Using CUPS and gimp-print as a Postscript RIPS for a HP 2000CP

The problem

Our old RIP server was an NT4 box and updating it to serve our remaining HP 2000CP was just silly as we intend to replace this plotter with one that has a built in Postscript RIP. Even more annoying was that the proprietary RIP software proved to be based on Ghostscript.

So why pay for Ghostscript? Why mot use it through CUPS?

Alas, the 2000CP is not well represented in the CUPS database, especially the non-postscript version we have. I'd also heard that the result was pretty crummy quality wise. Fortunately a lot of the DesignJet plotters are quite similar, and I figured that something like a DesignJet 2500 driver ought to work. Plus I figured that the RIP manufacturer couldn't have tweaked Ghostscript that much.

The Solution

Settings

I used the HP DesignJet 2500CP PPD, "HP DesignJet 2500CP Foomatic/gimp-print-ijs (recommended)" and installed the HP3500CP PS3 driver on the Windows desktop as the CUPS queue is actually pretending to be a Postscript plotter (even though our plotter is not Postscript). The plotter is shared to the Windows network via Samba.

Issues

Sure enough, the default outout looked decidely average compared to the proprietary RIP. Looking at how CUPS was calling Ghostscript to rasterise the file, I could see a variety of settings that were set to silly defaults.

ps -ef |grep "gs"

Using the CUPS admin interface, http://localhost:631/admin I found that I was able to access many of them, and found that cranking stpGamma right back to 0.8 greatly improved the result. I also bumped default DPI to 600, but am not convinced this had any effect.

The Result

With minimal tinkering, the resulting renders aren't quite as sharp (in terms of vctor linework) as the proprietary RIP, but they are pretty darn close. I'm sure someone more patient would do much better.

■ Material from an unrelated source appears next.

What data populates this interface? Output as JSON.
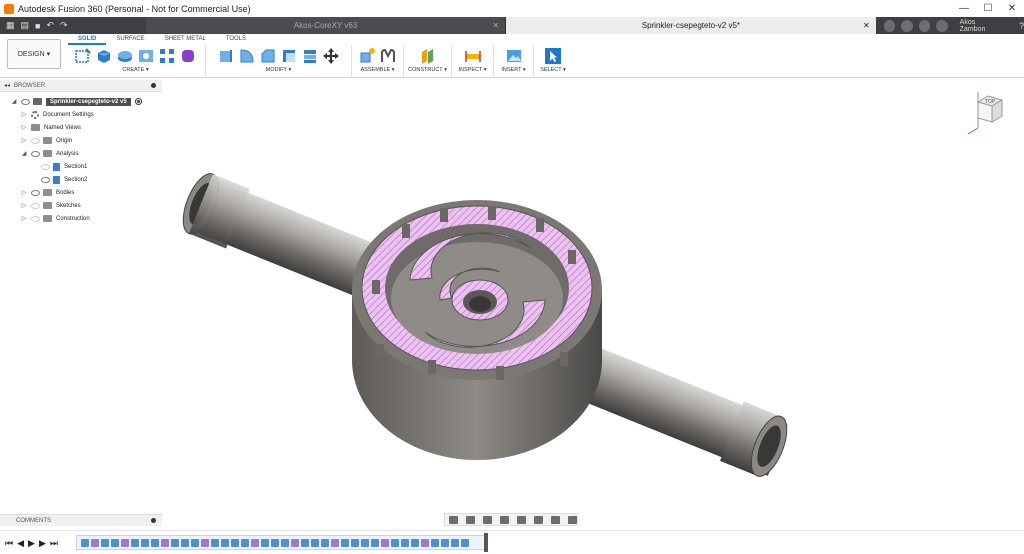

Further things to investigate

The default colour model is RGB, Setting it to CMYK might gain much better renders of linework. Plus I'm sure that further tweaking of colour settings and dither algorithms would improve the result even further. Maybe borrow a pantone colour book from our design people and even calibrate the plotter.

Why this document

While this is pretty straight forward, there was a variety of combinations that gave quite poor results, and there was not much information about tweaking CUPS and large plotters to be found, especially for the non-Postscript version of the HP DesignJet 2000CP.